P2P memory transfer within kernel code


I am trying to implement a finite difference method on multiple GPUs, using Cooperative Groups for multi-grid synchronization. I need to transfer halo data between the devices on every iteration of the algorithm. Following CUDA 6’s release, It seems that it should be possible to execute a P2P memory transfer between devices from within the kernel code.

When I use cudaMemcpyAsync with the cudaMemcpyDeviceToDevice parameter within kernel code and set a memory region located at device 0 as the source while having a memory region located at device 1 as the destination, I get an error saying “an illegal memory access was encountered”. It works fine if the source and destination are on the same device, but this is not what I need.

Are my assumptions wrong? Is it not possible to start P2P memory transfers from within kernels?

I am compiling with the options -arch=sm_75 -rdc=true --ptxas-options=-v -lcudadevrt.

To transfer data P2P from device code, one possible approach:

  1. Place the devices in question into a P2P relationship (in host code).
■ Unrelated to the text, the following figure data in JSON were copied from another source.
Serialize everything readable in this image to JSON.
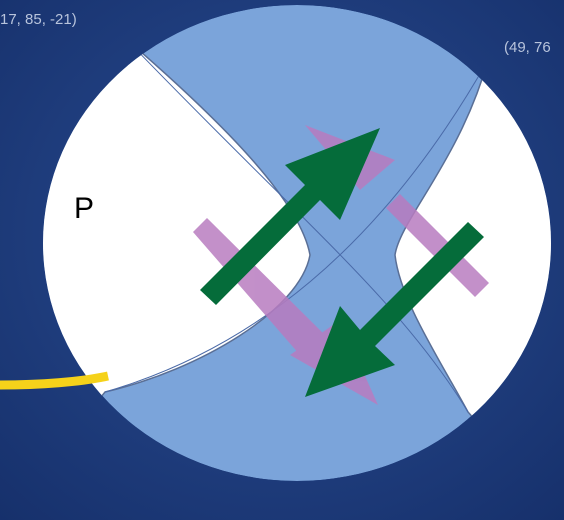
{
  "labels": {
    "top_left": "17, 85, -21)",
    "top_right": "(49, 76",
    "region": "P"
  }
}
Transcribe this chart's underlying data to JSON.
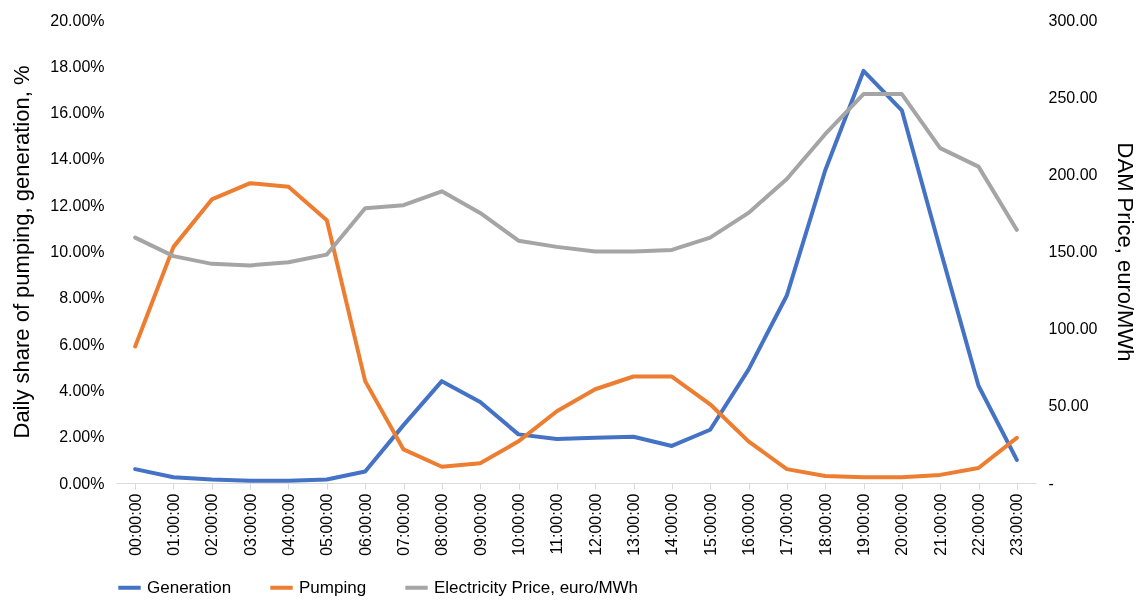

Refer to any of the p2p sample codes for examples.

  2. Pass pointers and copy data using ordinary load and store instructions in device code:

    for (int i = threadIdx.x+blockDim.x*blockIdx.x; i < data_size_to_transfer; i += gridDim.x*blockDim.x) device1data[i] = device0data[i];
1 Like

It seems that the problem was that P2P was not enabled before launching the kernel. I became aware that my GPUs (2x 1660Ti) did not support P2P, and therefore it worked when running on a different setup (2x 980).